When I Am Weak, Then Am I Powerful

“By nature a man is a servant of God; by grace he is made His child. He ascends a step in the ladder of beings, is placed in a new relation to God, to his fellow-men, and to corporal things, and enters a new sphere of life, one which is heavenly rather than earthly. Man in his natural state is composed of two natures—a corporal and a spiritual. Again, there are in him two men, an outward and inward man, to whom the Apostle gives the name of ‘a mortal and an immortal man’ (2 Cor 4:16). Since we cannot serve both natures at the same time, we must subject the corporal to the spiritual. But as the flesh should serve the spirit, so should our spirit serve God and His grace; for as the spirit is superior to the flesh, so is grace superior to the spirit. If the spirit subjects itself to the flesh, it is drawn down to the level of the flesh and becomes carnal itself; but if it gives itself up to grace, and is penetrated and moved by it, it becomes in a measure Divine.”
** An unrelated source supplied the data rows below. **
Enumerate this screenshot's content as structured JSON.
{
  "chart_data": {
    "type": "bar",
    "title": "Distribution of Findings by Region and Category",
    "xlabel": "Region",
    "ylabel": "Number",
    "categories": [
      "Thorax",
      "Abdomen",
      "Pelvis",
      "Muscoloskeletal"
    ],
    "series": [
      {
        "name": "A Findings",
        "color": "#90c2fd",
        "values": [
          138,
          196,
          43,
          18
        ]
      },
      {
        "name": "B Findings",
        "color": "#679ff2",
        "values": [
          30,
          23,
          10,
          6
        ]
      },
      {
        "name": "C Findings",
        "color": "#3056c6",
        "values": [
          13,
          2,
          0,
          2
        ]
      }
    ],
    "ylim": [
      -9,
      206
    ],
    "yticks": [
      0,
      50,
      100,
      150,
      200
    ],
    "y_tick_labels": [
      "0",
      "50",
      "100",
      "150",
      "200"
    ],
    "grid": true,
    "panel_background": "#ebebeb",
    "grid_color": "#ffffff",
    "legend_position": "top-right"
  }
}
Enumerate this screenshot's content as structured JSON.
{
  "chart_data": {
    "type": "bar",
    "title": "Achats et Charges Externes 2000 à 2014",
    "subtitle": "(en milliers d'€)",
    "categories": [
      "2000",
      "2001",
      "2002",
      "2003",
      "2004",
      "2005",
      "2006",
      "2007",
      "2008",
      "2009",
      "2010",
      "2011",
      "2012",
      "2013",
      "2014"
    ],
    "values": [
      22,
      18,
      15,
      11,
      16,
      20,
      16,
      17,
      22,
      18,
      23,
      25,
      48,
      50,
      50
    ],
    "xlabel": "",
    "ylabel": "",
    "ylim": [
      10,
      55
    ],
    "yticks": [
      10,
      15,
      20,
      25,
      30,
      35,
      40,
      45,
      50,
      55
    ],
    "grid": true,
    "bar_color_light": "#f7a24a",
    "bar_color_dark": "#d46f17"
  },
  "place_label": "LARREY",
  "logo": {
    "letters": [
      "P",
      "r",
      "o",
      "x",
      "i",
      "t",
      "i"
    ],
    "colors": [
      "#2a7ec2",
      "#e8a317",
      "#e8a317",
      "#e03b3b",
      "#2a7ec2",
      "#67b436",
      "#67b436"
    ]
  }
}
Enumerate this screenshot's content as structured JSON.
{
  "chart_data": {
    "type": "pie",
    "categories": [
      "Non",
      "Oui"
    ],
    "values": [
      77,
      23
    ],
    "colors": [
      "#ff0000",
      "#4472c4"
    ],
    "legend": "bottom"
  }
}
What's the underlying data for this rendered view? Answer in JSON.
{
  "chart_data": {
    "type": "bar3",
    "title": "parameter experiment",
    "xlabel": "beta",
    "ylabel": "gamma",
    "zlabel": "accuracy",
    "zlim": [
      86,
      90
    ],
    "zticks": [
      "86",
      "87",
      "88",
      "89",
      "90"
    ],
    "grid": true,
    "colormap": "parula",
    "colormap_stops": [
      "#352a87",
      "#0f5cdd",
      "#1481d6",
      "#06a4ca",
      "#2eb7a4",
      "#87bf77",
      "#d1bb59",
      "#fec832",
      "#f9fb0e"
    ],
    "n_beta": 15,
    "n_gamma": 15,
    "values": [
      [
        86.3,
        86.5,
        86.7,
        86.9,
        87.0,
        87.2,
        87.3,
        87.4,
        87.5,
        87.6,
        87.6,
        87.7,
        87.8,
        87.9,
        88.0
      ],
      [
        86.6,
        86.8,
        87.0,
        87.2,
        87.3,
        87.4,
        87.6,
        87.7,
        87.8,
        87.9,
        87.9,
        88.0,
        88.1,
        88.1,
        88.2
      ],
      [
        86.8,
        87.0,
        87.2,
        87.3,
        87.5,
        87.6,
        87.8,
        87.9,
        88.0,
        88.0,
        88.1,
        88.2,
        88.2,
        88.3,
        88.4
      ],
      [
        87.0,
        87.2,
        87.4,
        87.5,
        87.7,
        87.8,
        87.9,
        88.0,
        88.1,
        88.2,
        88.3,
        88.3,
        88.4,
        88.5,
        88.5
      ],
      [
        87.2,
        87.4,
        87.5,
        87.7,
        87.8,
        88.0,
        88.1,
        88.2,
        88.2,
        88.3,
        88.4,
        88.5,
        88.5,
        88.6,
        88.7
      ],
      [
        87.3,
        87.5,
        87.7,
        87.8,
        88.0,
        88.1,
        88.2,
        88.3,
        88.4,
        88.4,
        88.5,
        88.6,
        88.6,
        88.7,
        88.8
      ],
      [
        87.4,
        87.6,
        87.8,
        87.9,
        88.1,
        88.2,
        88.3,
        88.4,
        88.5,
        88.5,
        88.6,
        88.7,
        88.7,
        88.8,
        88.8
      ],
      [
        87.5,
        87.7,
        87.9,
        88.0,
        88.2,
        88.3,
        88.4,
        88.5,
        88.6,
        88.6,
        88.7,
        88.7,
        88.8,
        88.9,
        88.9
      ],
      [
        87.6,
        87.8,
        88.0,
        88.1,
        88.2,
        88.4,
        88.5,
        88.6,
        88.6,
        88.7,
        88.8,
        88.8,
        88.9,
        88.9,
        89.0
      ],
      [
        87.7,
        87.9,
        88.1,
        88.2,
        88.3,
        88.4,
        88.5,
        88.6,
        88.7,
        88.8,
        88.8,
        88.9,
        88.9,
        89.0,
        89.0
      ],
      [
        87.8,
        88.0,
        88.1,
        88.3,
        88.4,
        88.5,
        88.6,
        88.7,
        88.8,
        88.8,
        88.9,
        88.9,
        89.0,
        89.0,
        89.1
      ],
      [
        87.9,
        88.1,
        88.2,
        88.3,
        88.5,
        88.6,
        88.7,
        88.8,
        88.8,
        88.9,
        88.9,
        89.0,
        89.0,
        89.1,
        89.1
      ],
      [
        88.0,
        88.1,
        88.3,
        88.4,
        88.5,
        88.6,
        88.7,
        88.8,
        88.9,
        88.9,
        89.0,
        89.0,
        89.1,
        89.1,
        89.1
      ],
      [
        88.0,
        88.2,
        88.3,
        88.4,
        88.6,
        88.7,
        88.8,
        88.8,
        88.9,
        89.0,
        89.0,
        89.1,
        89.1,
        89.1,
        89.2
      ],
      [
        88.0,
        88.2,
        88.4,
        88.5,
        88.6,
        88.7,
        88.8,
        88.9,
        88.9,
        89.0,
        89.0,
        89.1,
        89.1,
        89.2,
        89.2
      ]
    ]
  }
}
“In the same measure in which we co-operate with grace, and tend towards the Author of grace, the Father of light, we are filled with His light and glory and partake of His nature. Lest, however, we should forget, as Lucifer and our first parents forgot, that of ourselves we are nothing, and that we owe all we possess to the goodness of God, He has given us a powerful reminder in the ‘sting of our flesh,’ for our chastisement, our confusion, and our wholesome humiliation. But even this knowledge of our weakness and the lowliness of our origin should not rob us of the sense of our heavenly dignity. For with the Apostle we may say: ‘I glory in my infirmities, that the power of Christ may dwell in me. For which cause I please myself in my infirmities: . . . for when I am weak then am I powerful.’ (2 Cor 12:9-10)”

Quotations from Alice Lady Lovat, The Marvels of Divine Grace: Meditations Based on the “Glories of Divine Grace” (Original Treatise by Fr. Nieremberg, S.J., Entitled “Del Aprecio y Estima de la Divina Gracia”) (London: R. & T. Washbourne, Ltd., 1917).